Blockchain smart contracts enable Nexo and its clients to make deals that will automatically be executed by the company’s proprietary algorithm if both parties comply with their terms. This algorithm, and not biased third parties, ensures that the terms of a contract are met and protects both the lender and its clients from defaults.

The fully digital nature of cryptocurrencies also allows Nexo to instantly offer credits in over 200 jurisdictions and over 40 fiat currencies, making the service geographically borderless. When it comes to overcoming socio-economic barriers, the lender’s lines of credit are accessible to anyone with the necessary crypto-collateral to secure their loan. Customers can also take out as little as $ 10, making flexible and profitable credit accessible to underbanked and unbanked groups.

The borrowing and borrowing rates of this new generation of credit institutions also largely eclipse those of today’s major lenders (i.e. banks). On the Nexo platform, the credit is billed at an APR as low as 5.9% with no credit score taken into account. The company also offers users up to 12% return on staked cryptocurrencies, stablecoins, and fiat.s.
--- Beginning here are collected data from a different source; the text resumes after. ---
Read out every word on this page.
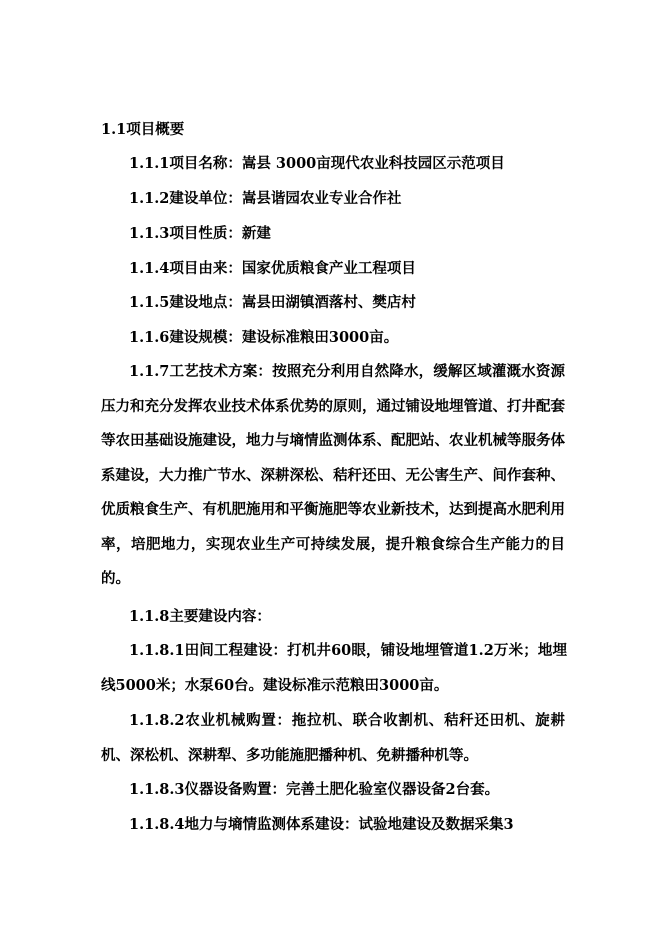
1.1项目概要
1.1.1项目名称：嵩县 3000亩现代农业科技园区示范项目
1.1.2建设单位：嵩县谐园农业专业合作社
1.1.3项目性质：新建
1.1.4项目由来：国家优质粮食产业工程项目
1.1.5建设地点：嵩县田湖镇酒落村、樊店村
1.1.6建设规模：建设标准粮田3000亩。

1.1.7工艺技术方案：按照充分利用自然降水，缓解区域灌溉水资源压力和充分发挥农业技术体系优势的原则，通过铺设地埋管道、打井配套等农田基础设施建设，地力与墒情监测体系、配肥站、农业机械等服务体系建设，大力推广节水、深耕深松、秸秆还田、无公害生产、间作套种、优质粮食生产、有机肥施用和平衡施肥等农业新技术，达到提高水肥利用率，培肥地力，实现农业生产可持续发展，提升粮食综合生产能力的目的。

1.1.8主要建设内容：

1.1.8.1田间工程建设：打机井60眼，铺设地埋管道1.2万米；地埋线5000米；水泵60台。建设标准示范粮田3000亩。

1.1.8.2农业机械购置：拖拉机、联合收割机、秸秆还田机、旋耕机、深松机、深耕犁、多功能施肥播种机、免耕播种机等。

1.1.8.3仪器设备购置：完善土肥化验室仪器设备2台套。
1.1.8.4地力与墒情监测体系建设：试验地建设及数据采集3
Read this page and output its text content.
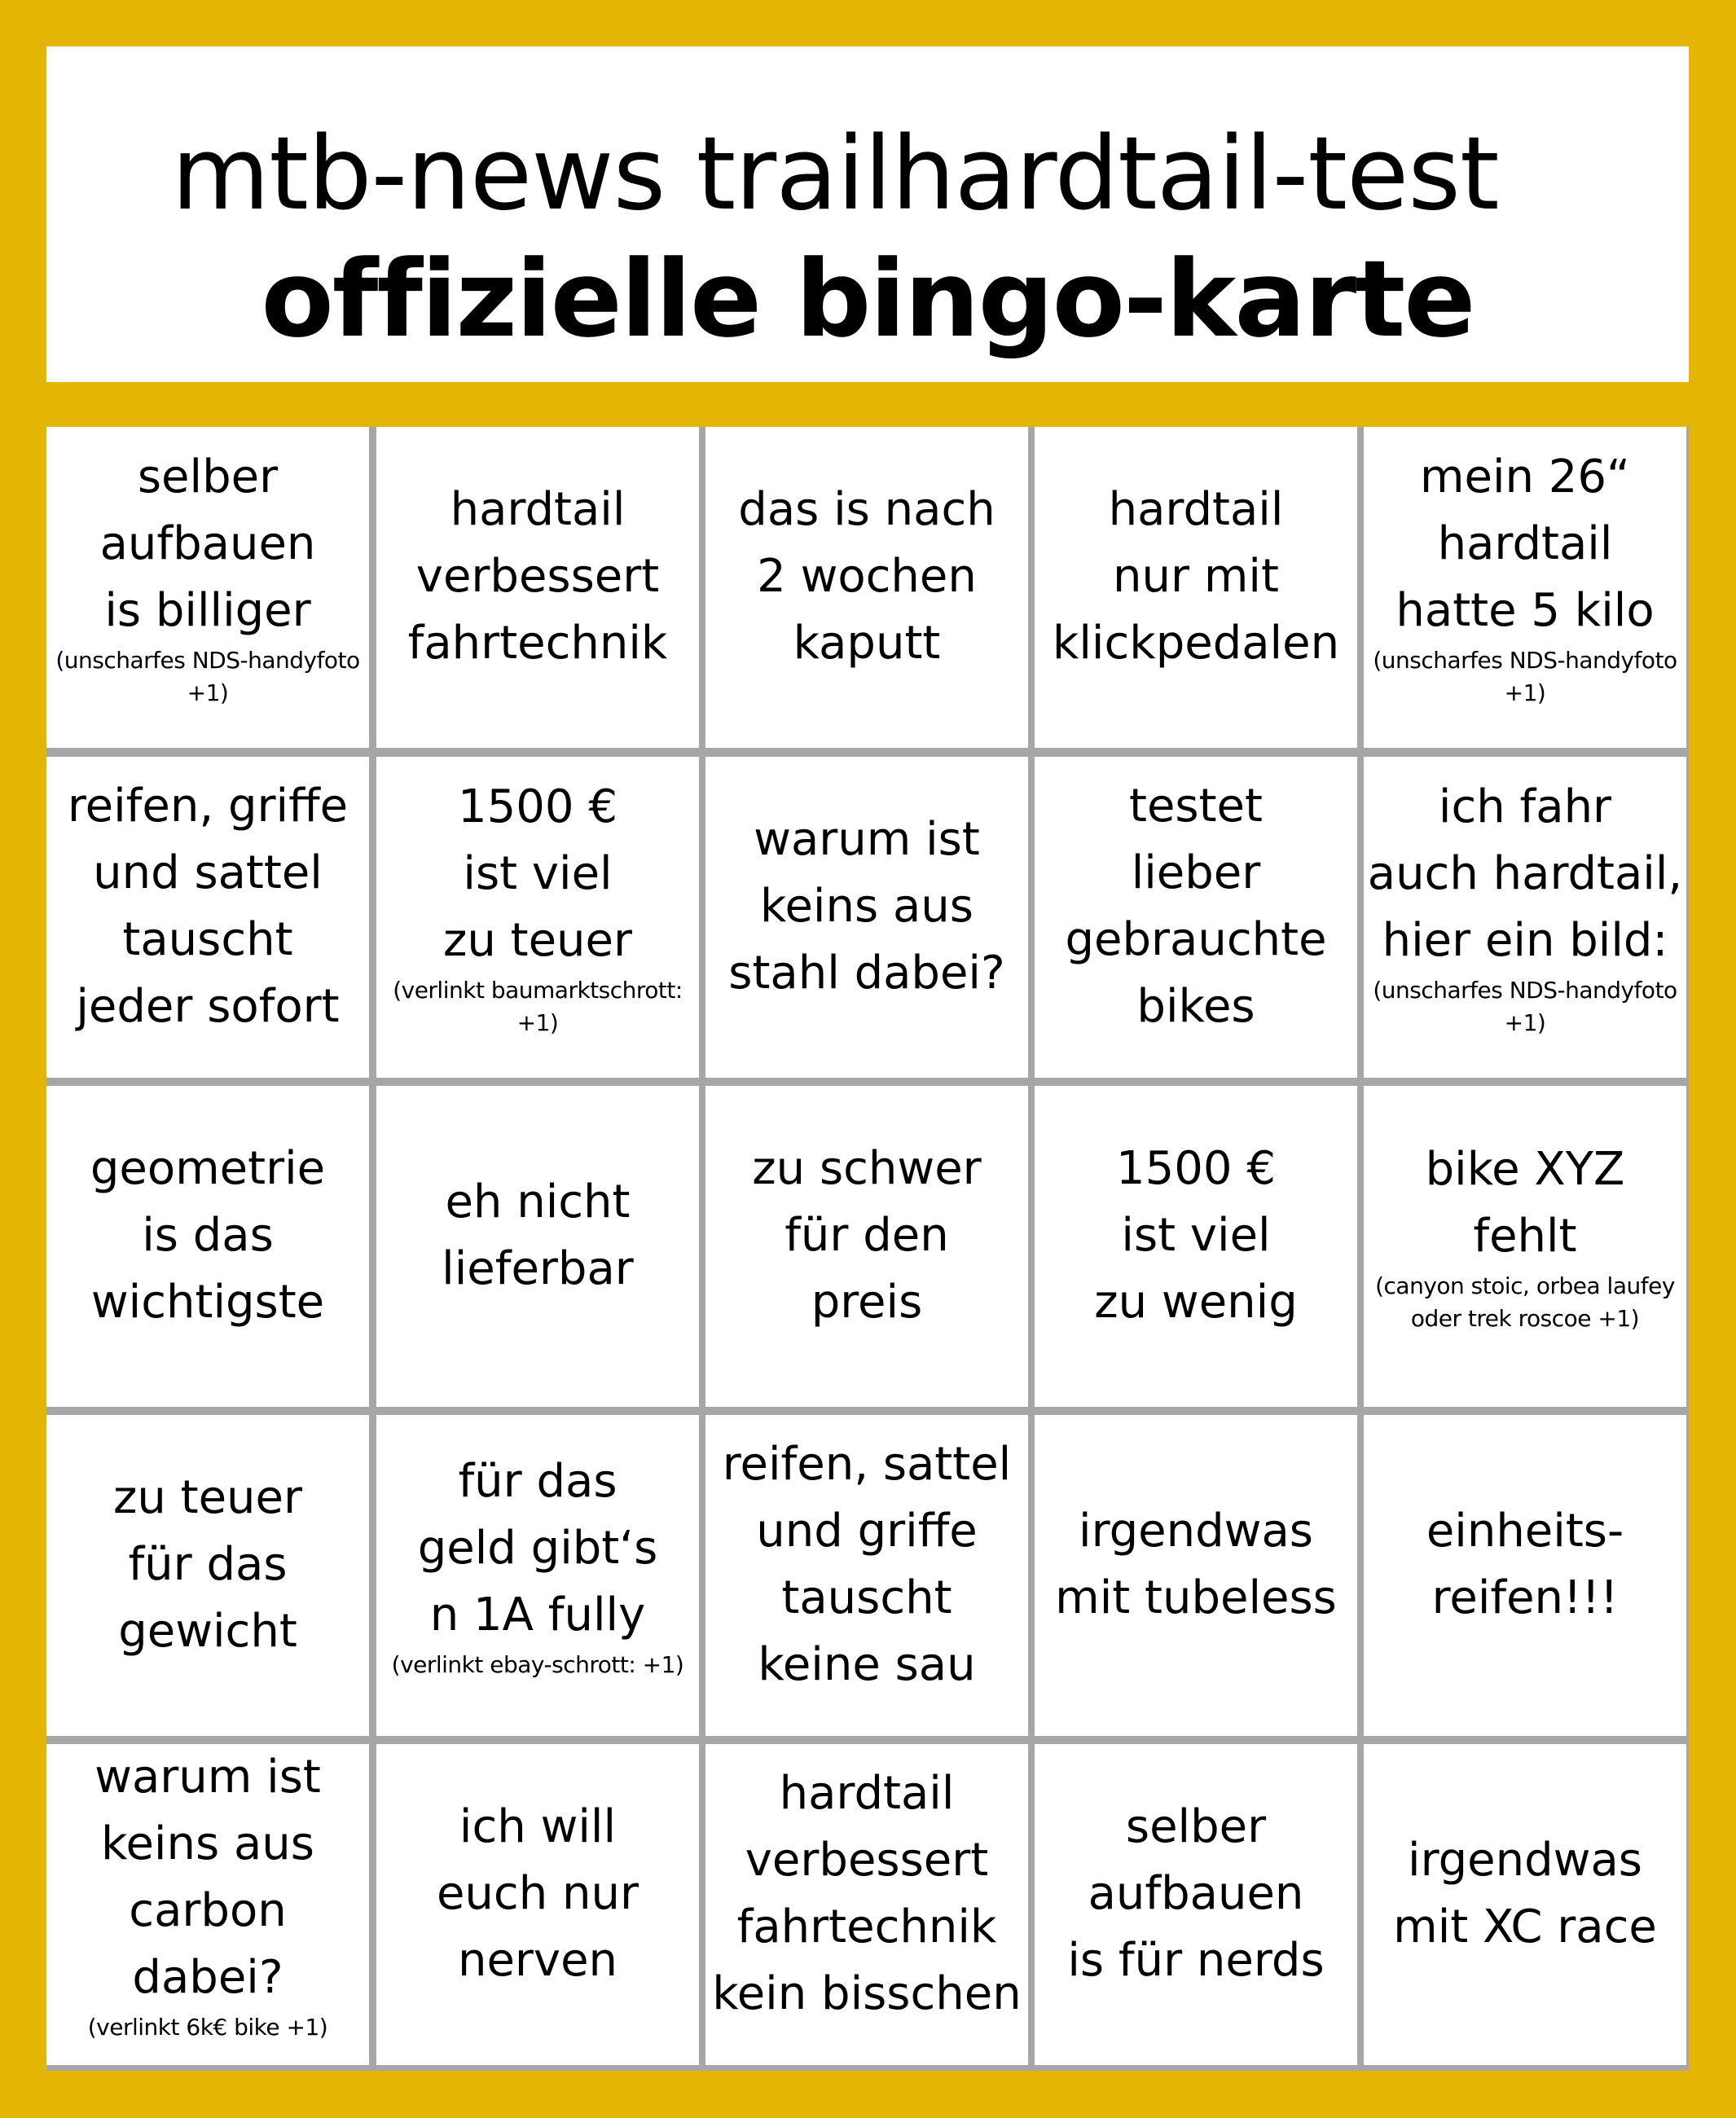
mtb-news trailhardtail-test
offizielle bingo-karte
selber
aufbauen
is billiger
(unscharfes NDS-handyfoto +1)
hardtail
verbessert
fahrtechnik
das is nach
2 wochen
kaputt
hardtail
nur mit
klickpedalen
mein 26“
hardtail
hatte 5 kilo
(unscharfes NDS-handyfoto +1)
reifen, griffe
und sattel
tauscht
jeder sofort
1500 €
ist viel
zu teuer
(verlinkt baumarktschrott: +1)
warum ist
keins aus
stahl dabei?
testet
lieber
gebrauchte
bikes
ich fahr
auch hardtail,
hier ein bild:
(unscharfes NDS-handyfoto +1)
geometrie
is das
wichtigste
eh nicht
lieferbar
zu schwer
für den
preis
1500 €
ist viel
zu wenig
bike XYZ
fehlt
(canyon stoic, orbea laufey
oder trek roscoe +1)
zu teuer
für das
gewicht
für das
geld gibt‘s
n 1A fully
(verlinkt ebay-schrott: +1)
reifen, sattel
und griffe
tauscht
keine sau
irgendwas
mit tubeless
einheits-
reifen!!!
warum ist
keins aus
carbon dabei?
(verlinkt 6k€ bike +1)
ich will
euch nur
nerven
hardtail
verbessert
fahrtechnik
kein bisschen
selber
aufbauen
is für nerds
irgendwas
mit XC race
While users may experience slightly higher returns on decentralized alternatives, tradeoffs include rates that rarely hold up and underdeveloped platform security (as a new phenomenon, decentralized platforms quite often suffer from bugs and hacks).

Either way, users who enter this space are sure to outperform traditional banks. And as cryptocurrencies continue to capture the hearts and minds of the financial world, we can be sure that lending and borrowing will also receive renewed attention.